Figura 1. Meccanismo d’azione dell’IFN-β nella SM.
L’interferone beta (IFN-β) si lega al recettore dell’interferone α/β presente sulla superficie cellulare dei linfociti CD4+, esercitando un’attività antiinfiammatoria. IFN-β impedisce la migrazione cellulare a livello della barriera ematocefalica attraverso l’inibizione di MMP-9, riducendo il rapporto MMP-9/TIMP1 e l’espressione delle proteine VCAM e ICAM-1. IFN-β regola la produzione di citochine pro-infiammatorie IL-17 e delle osteopontine attraverso l’attivazione del complesso STAT-1 e l’inibizione di STAT-3, nonché riducendo la secrezione di IL-17 delle cellule T mediante la via di segnale IFNAR delle cellule dendritiche e mieloidi. Dall’altra parte, IFN-β favorisce la produzione di citochine antinfiammatorie Th2 come IL-10 e IL-4. Ulteriori studi, in vitro e su modelli animali, hanno suggerito che IFN-β favorisce la riparazione del CNS e il recupero dal danno neuronale attraverso l’attivazione di NGF negli astrociti. IFN-β presenta un ruolo attivo nella regolazione dell’attività autoimmune attraverso l’incremento delle cellule NK CD56 che producono citochine antinfiammatorie come IL-10 e interagendo con le cellule T autoimmuni a livello dei tessuti linfoidi secondari e nel sistema nervoso centrale.

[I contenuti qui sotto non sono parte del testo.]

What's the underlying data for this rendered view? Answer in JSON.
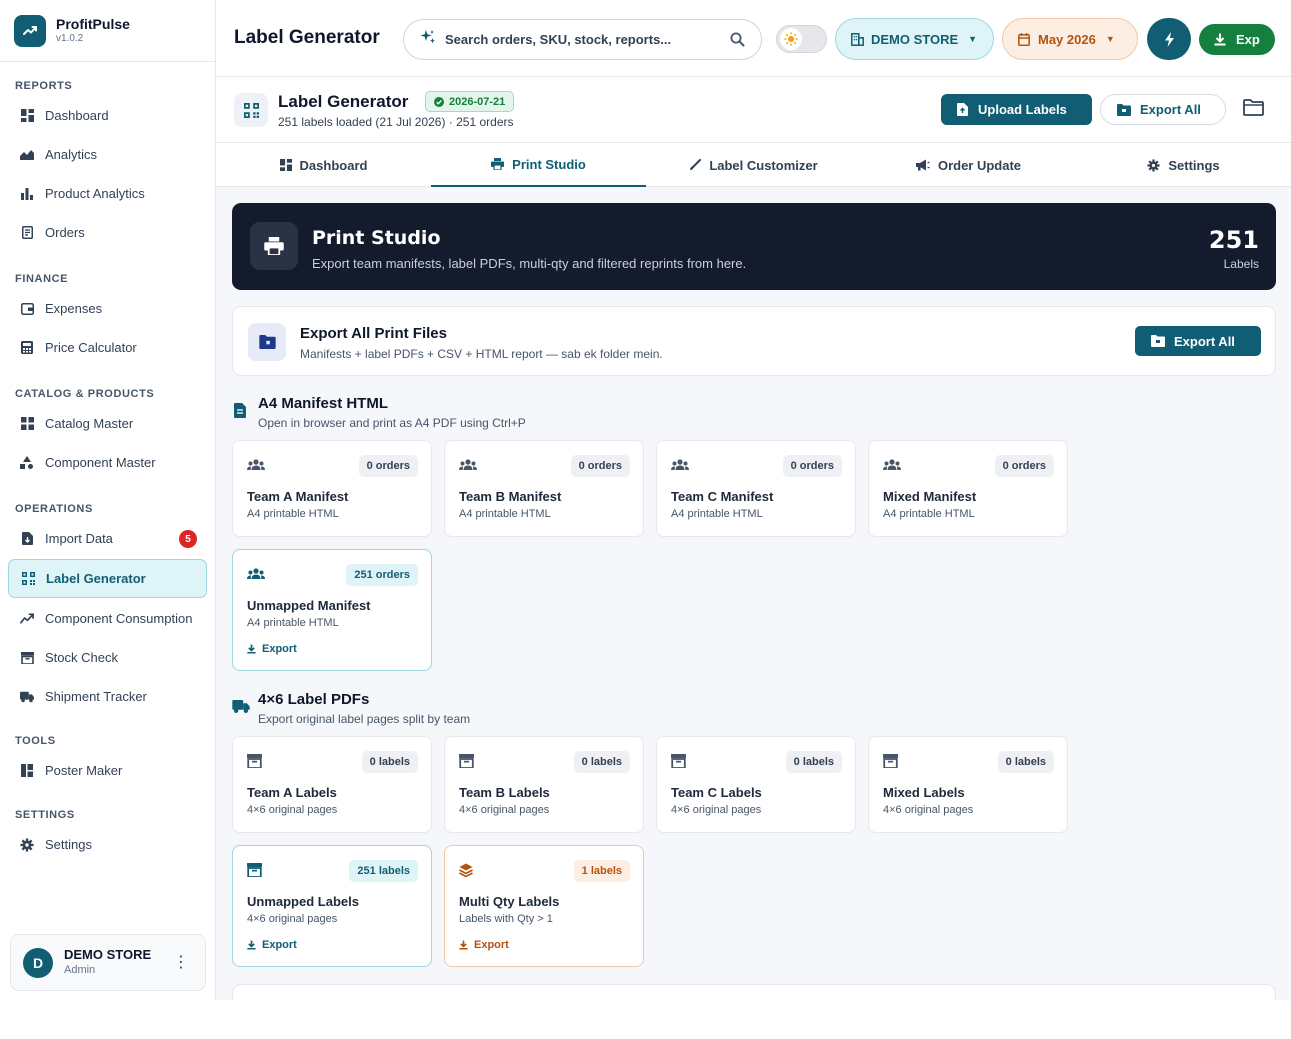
{
  "brand": {
    "name": "ProfitPulse",
    "version": "v1.0.2"
  },
  "sidebar": {
    "sections": [
      {
        "title": "REPORTS",
        "items": [
          {
            "label": "Dashboard",
            "icon": "grid-icon"
          },
          {
            "label": "Analytics",
            "icon": "chart-area-icon"
          },
          {
            "label": "Product Analytics",
            "icon": "bar-chart-icon"
          },
          {
            "label": "Orders",
            "icon": "document-icon"
          }
        ]
      },
      {
        "title": "FINANCE",
        "items": [
          {
            "label": "Expenses",
            "icon": "wallet-icon"
          },
          {
            "label": "Price Calculator",
            "icon": "calculator-icon"
          }
        ]
      },
      {
        "title": "CATALOG & PRODUCTS",
        "items": [
          {
            "label": "Catalog Master",
            "icon": "grid-icon"
          },
          {
            "label": "Component Master",
            "icon": "shapes-icon"
          }
        ]
      },
      {
        "title": "OPERATIONS",
        "items": [
          {
            "label": "Import Data",
            "icon": "file-import-icon",
            "badge": "5"
          },
          {
            "label": "Label Generator",
            "icon": "qrcode-icon",
            "active": true
          },
          {
            "label": "Component Consumption",
            "icon": "trend-icon"
          },
          {
            "label": "Stock Check",
            "icon": "box-icon"
          },
          {
            "label": "Shipment Tracker",
            "icon": "truck-icon"
          }
        ]
      },
      {
        "title": "TOOLS",
        "items": [
          {
            "label": "Poster Maker",
            "icon": "layout-icon"
          }
        ]
      },
      {
        "title": "SETTINGS",
        "items": [
          {
            "label": "Settings",
            "icon": "gear-icon"
          }
        ]
      }
    ],
    "user": {
      "initial": "D",
      "name": "DEMO STORE",
      "role": "Admin"
    }
  },
  "topbar": {
    "title": "Label Generator",
    "search_placeholder": "Search orders, SKU, stock, reports...",
    "store": "DEMO STORE",
    "month": "May 2026",
    "export_label": "Exp"
  },
  "page": {
    "title": "Label Generator",
    "date_chip": "2026-07-21",
    "subtitle": "251 labels loaded (21 Jul 2026) · 251 orders",
    "upload_label": "Upload Labels",
    "export_all_label": "Export All"
  },
  "tabs": [
    {
      "label": "Dashboard",
      "icon": "grid-icon"
    },
    {
      "label": "Print Studio",
      "icon": "printer-icon",
      "active": true
    },
    {
      "label": "Label Customizer",
      "icon": "brush-icon"
    },
    {
      "label": "Order Update",
      "icon": "megaphone-icon"
    },
    {
      "label": "Settings",
      "icon": "gear-icon"
    }
  ],
  "hero": {
    "title": "Print Studio",
    "subtitle": "Export team manifests, label PDFs, multi-qty and filtered reprints from here.",
    "count": "251",
    "count_label": "Labels"
  },
  "export_card": {
    "title": "Export All Print Files",
    "subtitle": "Manifests + label PDFs + CSV + HTML report — sab ek folder mein.",
    "button": "Export All"
  },
  "manifest_section": {
    "title": "A4 Manifest HTML",
    "subtitle": "Open in browser and print as A4 PDF using Ctrl+P",
    "cards": [
      {
        "title": "Team A Manifest",
        "sub": "A4 printable HTML",
        "badge": "0 orders"
      },
      {
        "title": "Team B Manifest",
        "sub": "A4 printable HTML",
        "badge": "0 orders"
      },
      {
        "title": "Team C Manifest",
        "sub": "A4 printable HTML",
        "badge": "0 orders"
      },
      {
        "title": "Mixed Manifest",
        "sub": "A4 printable HTML",
        "badge": "0 orders"
      },
      {
        "title": "Unmapped Manifest",
        "sub": "A4 printable HTML",
        "badge": "251 orders",
        "action": "Export"
      }
    ]
  },
  "labels_section": {
    "title": "4×6 Label PDFs",
    "subtitle": "Export original label pages split by team",
    "cards": [
      {
        "title": "Team A Labels",
        "sub": "4×6 original pages",
        "badge": "0 labels"
      },
      {
        "title": "Team B Labels",
        "sub": "4×6 original pages",
        "badge": "0 labels"
      },
      {
        "title": "Team C Labels",
        "sub": "4×6 original pages",
        "badge": "0 labels"
      },
      {
        "title": "Mixed Labels",
        "sub": "4×6 original pages",
        "badge": "0 labels"
      },
      {
        "title": "Unmapped Labels",
        "sub": "4×6 original pages",
        "badge": "251 labels",
        "action": "Export"
      },
      {
        "title": "Multi Qty Labels",
        "sub": "Labels with Qty > 1",
        "badge": "1 labels",
        "action": "Export"
      }
    ]
  },
  "colors": {
    "accent": "#115e74",
    "success": "#15803d",
    "warning": "#b4530f",
    "hero_bg": "#141b2d",
    "danger": "#dc2626"
  }
}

I vari studi hanno dimostrato che l’IFN β-1b può favorevolmente incidere sul decorso della malattia riducendo il numero di recidive, di nuove lesioni T2 e di lesioni captanti gadolinio.13 Studi successivi hanno confermato che ogni interferone ha effetti simili a quelli precedentemente osservati negli studi registrativi dell’IFN β-1b, anche se alcuni head to head (INCOMIN ed EVIDENCE) hanno dimostrato che l’alta dose dell’IFN β-1b e di altre formulazioni di IFN β-1a può determinare risultati migliori in termini di numero di recidive e parametri di RM di quanto osservato nei pazienti trattati con IFN β-1a per via intramuscolare 1 sola volta a settimana (Tabella 1).14,15
Va inoltre segnalato che per oltre 20 anni, in Europa, l’IFNβ-1b è stato l’unico farmaco registrato, prescrivibile e rimborsabile per il trattamento della sclerosi multipla in fase secondariamente progressiva (Tabella 1).16
I risultati pubblicati nel 1993 sull’IFN β-1b sono stati realizzati grazie ad un progetto sperimentale imperniato su due studi identici condotti dal 1988 al 1990. Il placebo è stato confrontato con due diverse dosi di IFN β-1b (1,6 MIU e 8,0 MIU), entrambe somministrate per via sottocutanea a giorni alterni. Gli endpoint primari di questi studi sono stati rappresentati dalle differenze nei tassi di esacerbazioni e dalla percentuale di pazienti che rimangono liberi da ricadute. Come sopra riportato, lo studio ha mostrato risultati dose-dipendente con significativa riduzione del tasso annuale di esacerbazione nei pazienti trattati con alte dosi di IFN β-1b rispetto al placebo. Inoltre, nello stesso gruppo è stata riscontrata una maggiore percentuale di pazienti liberi da ricadute (36 vs 18, rispettivamente). Il secondo studio, invece, ha esplorato principalmente gli effetti dell’IFN β-1b sulla RM, con risultati favorevoli nel gruppo trattato con IFN β-1 b in termini di carico lesionale già al primo anno. Gli eventi avversi sono stati sempre ben gestiti: dalla sindrome influenzale, all’aumento delle transaminasi e al distiroidismo. Più rare altre manifestazioni di natura trombogena.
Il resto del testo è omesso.